In a very interesting lecture in 2017, the brilliant and visionary architect Léon Krier explains why building in a traditionalist, classicist style after 1945 was no longer 'acceptable': it was the nazis who loved that style, so anything which looked like what was then called 'historicist' building, was taboo and 'no longer relevant for the world of today'. To call classicist styles in architecture 'historicist' is denying the structural and stylistic dynamics underneath the appearances which served architecture for ages and are not locked-up in a historical period. Krier says, it is like saying that the French language is no longer relevant for today because it is a historicist language, it is a language which has been spoken in the past. Hitler spoke the German that also served Goethe, Heine, Rilke, - any author, poet and philosopher in German history, but the language as such is not 'guilty' of misuse. This seems to be a very obvious observation. But now the strange thing happened that such inflicting of taboos happened very selectively.
Le Corbusier, one of the strong influences of architectural modernism in the last century, changed his style directly after 1945 and Krier shows that this happened under the direct influence of nazi military building: the long 'Atlantikwall' which were defense structures along the West-European coast from France to Norway. This became one of the accepted stylistic features of postwar modernism, so: directly descendent from functional nazi style. Also the industrial architecture of the Third Reich, where the war machines were built and the bombs, canons, tanks and airplanes produced, where the gas for the destruction camps was produced, and the concentration camps themselves, as well as the way in which factories and warehouses were built by the nazis, were all directly taken as excellent examples for postwar building. But any trace of classicism, or any traditionalist stylistic feature, was considered as associated with war crime and fascism. Krier rightly says that the Jews were not murdered in classicist buildings but in the then modern industrial complexes, which served as examples to be followed in postwar modernism as the best expression of the modern, liberated world.
Classicism, not in any concrete particular architectural style but as a principle, as a value system and a constructional dynamic, is not bound, not locked into some narrowly defined historical period, but relates to universal principles of beauty and order. As Krier said in another lecture: 'Classical art is atemporal, like mathematics'. This means that the order which reigns in a classicist style relates to a perceptive framework in the human mind which has been evolved together with orderly principles as defined by nature, because we are part of nature. Classicist stylistic principles and dynamics - in architecture, in poetry, in painting and in music - are not created and developed, but are discovered, as mathematics is something that has been discovered, and arithmetics. (The opposite of classicism is the continuum: the dissolving of articulation points and structural demarcation which are tools to make relationships possible.) Why was functionalist fascist architecture gratefully accepted and not classicist building, which had a very long and successful history of atemporal dynamics?
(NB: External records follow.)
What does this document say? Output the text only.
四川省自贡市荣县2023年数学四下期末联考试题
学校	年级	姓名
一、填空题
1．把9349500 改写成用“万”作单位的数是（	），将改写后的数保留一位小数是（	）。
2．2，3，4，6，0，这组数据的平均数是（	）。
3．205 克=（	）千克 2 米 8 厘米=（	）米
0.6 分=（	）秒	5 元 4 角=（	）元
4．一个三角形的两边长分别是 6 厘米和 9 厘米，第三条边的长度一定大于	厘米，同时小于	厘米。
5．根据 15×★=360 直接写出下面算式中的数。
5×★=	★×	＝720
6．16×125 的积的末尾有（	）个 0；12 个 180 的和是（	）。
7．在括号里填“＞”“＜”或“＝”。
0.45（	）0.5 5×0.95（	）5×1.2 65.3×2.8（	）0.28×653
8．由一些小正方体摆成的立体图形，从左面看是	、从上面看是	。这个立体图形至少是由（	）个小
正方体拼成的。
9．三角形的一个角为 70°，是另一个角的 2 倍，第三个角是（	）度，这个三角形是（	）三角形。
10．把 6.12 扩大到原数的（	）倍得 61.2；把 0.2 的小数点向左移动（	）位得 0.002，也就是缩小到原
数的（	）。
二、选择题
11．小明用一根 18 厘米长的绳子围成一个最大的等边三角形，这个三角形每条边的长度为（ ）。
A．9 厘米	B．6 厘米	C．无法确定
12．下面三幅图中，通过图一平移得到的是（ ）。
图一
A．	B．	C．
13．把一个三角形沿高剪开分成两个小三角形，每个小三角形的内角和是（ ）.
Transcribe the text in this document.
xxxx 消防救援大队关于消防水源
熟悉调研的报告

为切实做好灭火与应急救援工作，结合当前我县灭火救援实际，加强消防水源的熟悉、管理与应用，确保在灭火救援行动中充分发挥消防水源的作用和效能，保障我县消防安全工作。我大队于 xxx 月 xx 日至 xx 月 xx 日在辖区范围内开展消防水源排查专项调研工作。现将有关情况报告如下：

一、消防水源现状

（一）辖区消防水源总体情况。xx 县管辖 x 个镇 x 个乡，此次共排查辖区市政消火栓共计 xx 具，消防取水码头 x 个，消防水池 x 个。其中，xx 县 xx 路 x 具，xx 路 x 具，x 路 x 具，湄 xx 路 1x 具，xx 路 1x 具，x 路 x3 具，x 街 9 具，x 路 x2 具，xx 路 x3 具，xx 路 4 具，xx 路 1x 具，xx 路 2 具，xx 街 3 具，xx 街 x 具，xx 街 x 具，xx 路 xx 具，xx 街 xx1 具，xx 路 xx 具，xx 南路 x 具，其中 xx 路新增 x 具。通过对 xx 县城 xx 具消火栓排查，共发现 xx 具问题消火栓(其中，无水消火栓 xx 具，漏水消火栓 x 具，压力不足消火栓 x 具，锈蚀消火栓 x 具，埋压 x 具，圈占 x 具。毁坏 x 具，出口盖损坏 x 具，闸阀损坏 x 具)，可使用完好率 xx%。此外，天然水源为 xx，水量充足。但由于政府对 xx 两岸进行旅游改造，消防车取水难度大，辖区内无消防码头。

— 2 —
Why was a functionalist, industrial style acceptable, even if directly created with destructive motivations, and not the fascist classicist style - both being used by the same evil regime? Because functionalist, industrial styles were considered 'neutral' and a classicist style burdened with psychological signifyers. Classicism was artistic, but functionalism not: it had in itself no psychological dimension. A little thinking reveals that this can never be the case: the functionalism of a bomb factory does relate to what is going-on inside and that its style can as well be used for a postwar warehouse of firebrigade station, says something about how the activities going-on inside are being considered - as something lacking the psychological dimension that any classicist building does have. In fact, such universal use reveals an inhuman aspect: such structures have no character, no face, don't create something typical of human presence, and are thus dehumanizing as anybody with a minimum of sensitivity knows when walking through a modernist town quarter (a new German word describes this as: 'Selbstverkistung', untranslatable but describing the process of humanity putting themselves prematurely in their coffin).
In painting and music, the same selective taboos were brought into place after 1945. Figurative painting was 'bad' because Hitler liked it - while vegetarianism and love for dogs escaped such fate. Tonal music was 'bad' because Wagner and Brucker were fêted by the nazis and Meistersinger popular at Nuremberg rallies, and because old Richard Strauss - who was not much interested in atonal modernism - let himself be used by the regime for a while. Modernism has at its heart an intellectual crime: an attack upon culture in the widest sense, and unintentionally bringing destruction into the world of culture which the fascists had avoided, as if modernism finished the job that the fascists had inflicted upon the real world. This attack was not only an attack upon culture but also upon the inbuilt perceptive framework in the human mind for beauty and order, and for the psychological dimension that any form of beauty inevitably reveals, and which stimulates the spiritual capacities of a civilization.